Cúmplense ahora 60 años de la desaparición física del escritor norteamericano Ernest Hemingway (Oak Park, Illinois, 21 de julio de 1899-Ketchum, Idaho, 2 de julio de 1961), uno de los nombres insignes de la narrativa de vanguardia de su país y del mundo. Figura muy querida entre los cubanos por el especial afecto que siempre nos entregó, y luego a la Revolución triunfante y a su líder Fidel Castro Ruz.

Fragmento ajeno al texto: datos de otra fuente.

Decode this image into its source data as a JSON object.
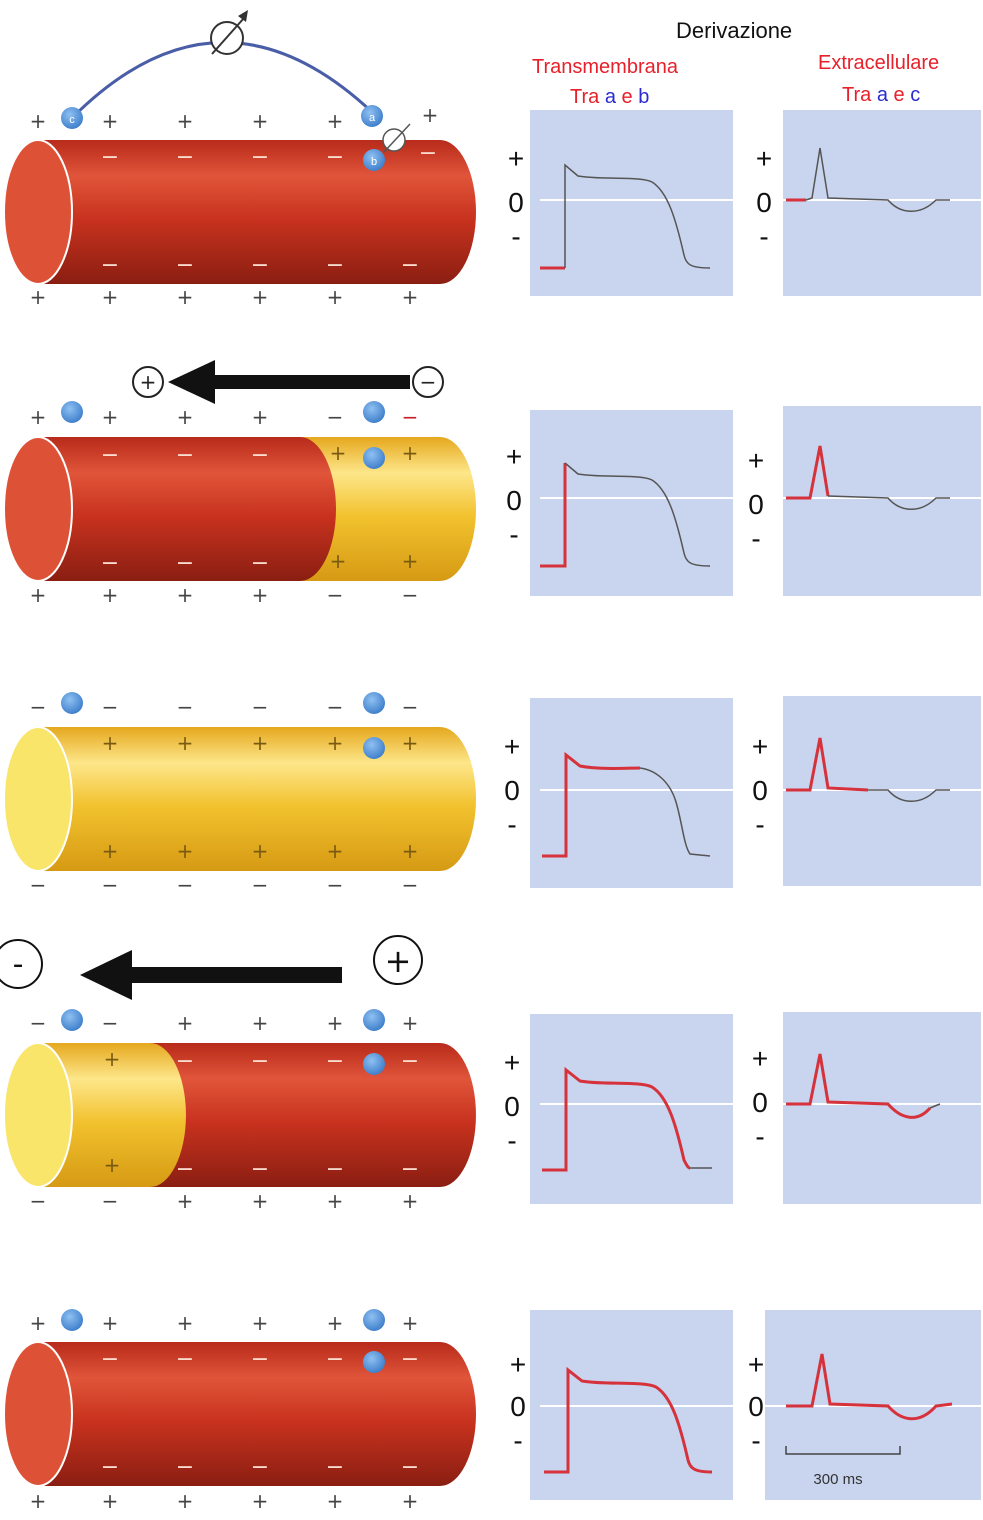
{
  "header": {
    "title": "Derivazione",
    "trans_title": "Transmembrana",
    "trans_sub_prefix": "Tra",
    "trans_sub_a": "a",
    "trans_sub_e": "e",
    "trans_sub_b": "b",
    "extra_title": "Extracellulare",
    "extra_sub_prefix": "Tra",
    "extra_sub_a": "a",
    "extra_sub_e": "e",
    "extra_sub_c": "c"
  },
  "electrodes": {
    "c": "c",
    "a": "a",
    "b": "b"
  },
  "axis_labels": {
    "plus": "+",
    "zero": "0",
    "minus": "-"
  },
  "arrow_row2": {
    "head_sign": "+",
    "tail_sign": "−"
  },
  "arrow_row4": {
    "head_sign": "-",
    "tail_sign": "+"
  },
  "scale_bar": {
    "label": "300 ms"
  },
  "colors": {
    "depolarized_red": "#c8321e",
    "repolarizing_yellow": "#f2c22e",
    "electrode_blue": "#4a8fd8",
    "panel_bg": "#c9d4ee",
    "trace_red": "#d6323c",
    "trace_gray": "#555555"
  },
  "rows": [
    {
      "state": "resting",
      "trace_color_trans": "gray",
      "trace_color_extra": "gray"
    },
    {
      "state": "depolarizing",
      "trace_color_trans": "partial",
      "trace_color_extra": "partial"
    },
    {
      "state": "plateau",
      "trace_color_trans": "partial",
      "trace_color_extra": "partial"
    },
    {
      "state": "repolarizing",
      "trace_color_trans": "partial",
      "trace_color_extra": "partial"
    },
    {
      "state": "recovered",
      "trace_color_trans": "red",
      "trace_color_extra": "red"
    }
  ]
}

Su amor por la Isla lo llevó a establecerse en ella desde 1940 hasta 1960 (en especial, en la Finca Vigía, hoy Museo Hemingway); a publicar en 1952 su novela El viejo y el mar, ficción sobre un viejo pescador de Cojímar, y a entregar a nuestro pueblo y a la Virgen de la Caridad del Cobre, en el Santuario homónimo, la medalla del Premio Nobel de Literatura que se le otorgó en 1954.

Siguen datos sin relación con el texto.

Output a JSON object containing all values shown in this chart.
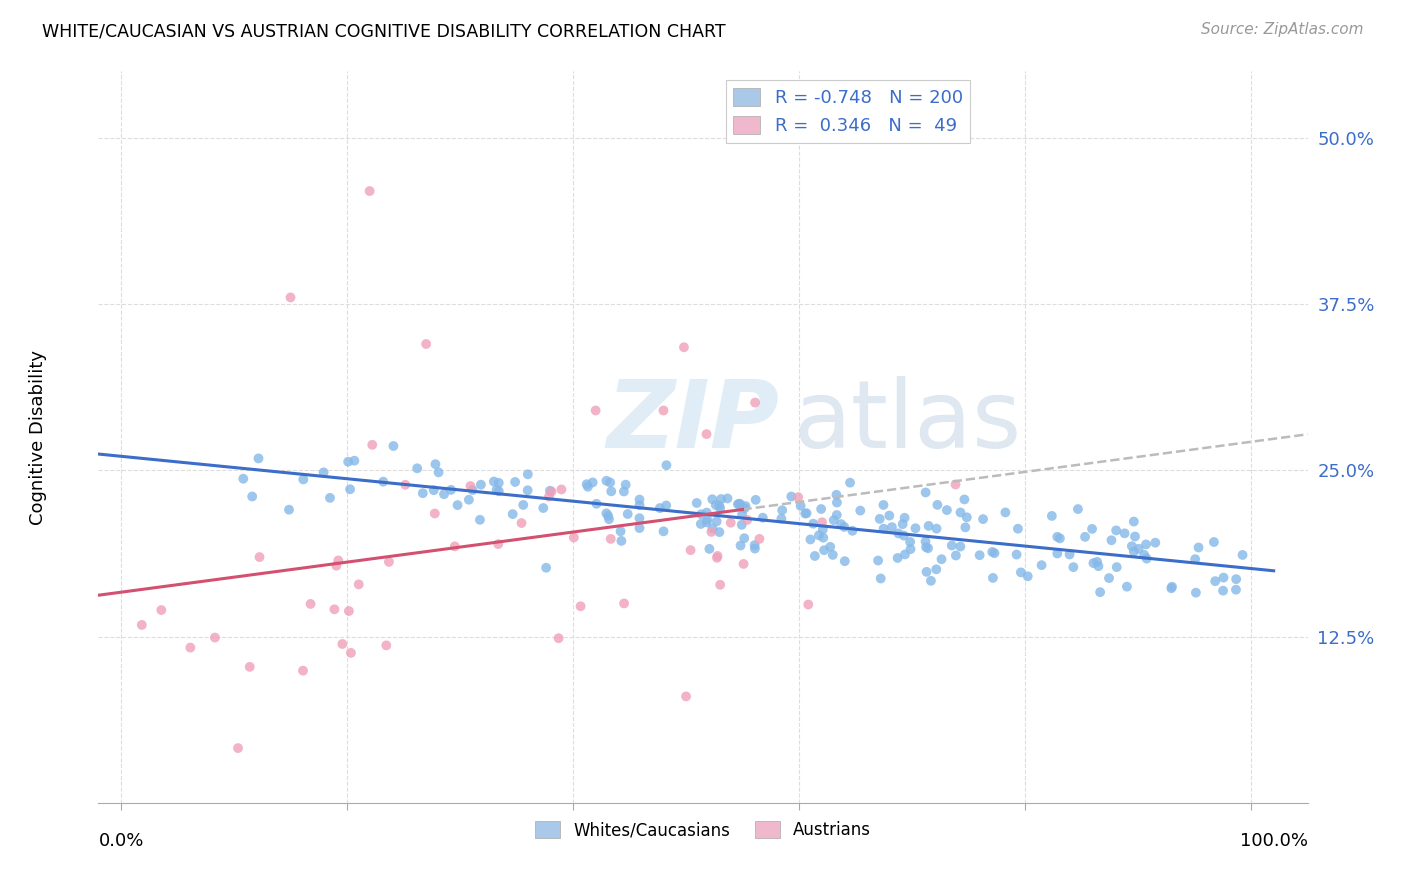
{
  "title": "WHITE/CAUCASIAN VS AUSTRIAN COGNITIVE DISABILITY CORRELATION CHART",
  "source": "Source: ZipAtlas.com",
  "ylabel": "Cognitive Disability",
  "ytick_labels": [
    "12.5%",
    "25.0%",
    "37.5%",
    "50.0%"
  ],
  "ytick_values": [
    0.125,
    0.25,
    0.375,
    0.5
  ],
  "xlim": [
    0.0,
    1.0
  ],
  "ylim": [
    0.0,
    0.55
  ],
  "blue_line_color": "#3c6dc8",
  "pink_line_color": "#d45070",
  "blue_dot_color": "#85b8e8",
  "pink_dot_color": "#f0a0b8",
  "blue_legend_color": "#aac8e8",
  "pink_legend_color": "#f0b8cc",
  "R_blue": -0.748,
  "N_blue": 200,
  "R_pink": 0.346,
  "N_pink": 49,
  "watermark_zip": "ZIP",
  "watermark_atlas": "atlas",
  "bottom_legend_blue": "Whites/Caucasians",
  "bottom_legend_pink": "Austrians",
  "grid_color": "#dddddd",
  "dashed_line_color": "#bbbbbb",
  "axis_label_color": "#3c6dc8",
  "text_color": "#333333"
}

Para la mayoría de quienes nacimos en Cuba entre los años 1940 y 1950 (y aun antes), Hemingway devino uno de nuestros ídolos literarios. No olvido cuánto me conmovió en 1961 la noticia de su suicidio. Los problemas de salud le ganaron la batalla al hombre que había hecho de sus héroes y de su propia existencia una filosofía de la acción y de la no derrota. Recuerdo cómo unos años después, quizá a finales de julio de 1968, visité la Finca Vigía con una camarita soviética en mano. Ese día me recibió quien fuera mayordomo y amigo de Hemingway. No permitían la entrada porque no era día de visita, pero al ver mi entusiasmo nuestro anfitrión accedió y él mismo me sirvió de guía. Me llevó a cada espacio de la gran casa y de la finca, me contó en detalle sus experiencias al lado del gran escritor, entré a la sala, me senté en una de las butacas y hojeé algunas de las revistas y libros del afamado narrador. En el baño, por ejemplo, me mostró los trazos que Hemingway hacía de su estatura, preocupado por el desgaste físico.

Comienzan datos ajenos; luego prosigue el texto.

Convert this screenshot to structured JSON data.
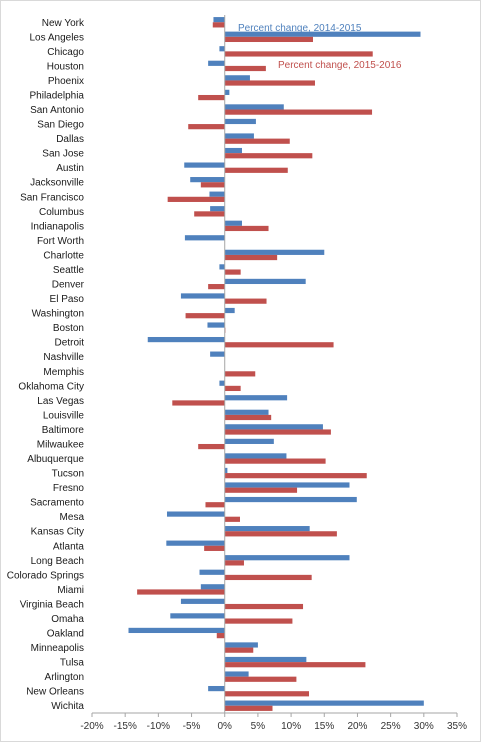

En otro instante me refirió que Hemingway lo llamó dos o tres días antes de su trágico final y le habló con insistencia sobre algo que en ese momento él no comprendió bien. «Papa –así le llamaba– varias veces me comentó, con tono ensombrecido, que se estaban cayendo las hojas del árbol de su casa en Idaho, que caían muy seguidas, que le parecía que el árbol no iba a resistir. Luego me comunicó otros detalles y se despidió. No le entendí entonces –continuó el testimoniante–, solo cuando supe la noticia de su muerte pude entender sus palabras; ese día se estaba despidiendo definitivamente de mí. Aunque algo presentía, no podía imaginar tan rápido desenlace. Su muerte me dolió mucho». En esos instantes, sentí no tener conmigo una grabadora, solo mi cámara y memoria. Fue una visita memorable. Salí de allí como a las 4:00 p.m., había llegado alrededor de las 9:30 a.m.
Luego fui a Cojímar y al restaurante La Terraza. Vi las aguas del mar y respiré el mismo aire salobre que había aspirado Santiago. Coloqué una flor en el busto del novelista. Más tarde continué hacia El Floridita y ya en la noche solo pude contemplar desde el exterior el hotel Ambos mundos, último punto de mi recorrido.
Con esos pasos, quería agradecer el puente de amistad que Hemingway había establecido con Cuba. Era también una muestra de gratitud por quien había reportado desde la Primera Guerra Mundial, desde la Guerra Civil Española, y escrito en Cuba algunas de sus ficciones más célebres como Por quién doblan las campanas (1940) y El viejo y el mar (1952). Por cierto, el escritor Lino Novás Calvo tradujo al español en nuestro país esta breve novela en el número 45 de la revista Bohemia correspondiente al 15 de marzo de 1953. Luego, la Revolución la publicó en forma de libro y otras importantes narraciones del ilustre escritor, las que, sin duda, sería muy grato volver a leer.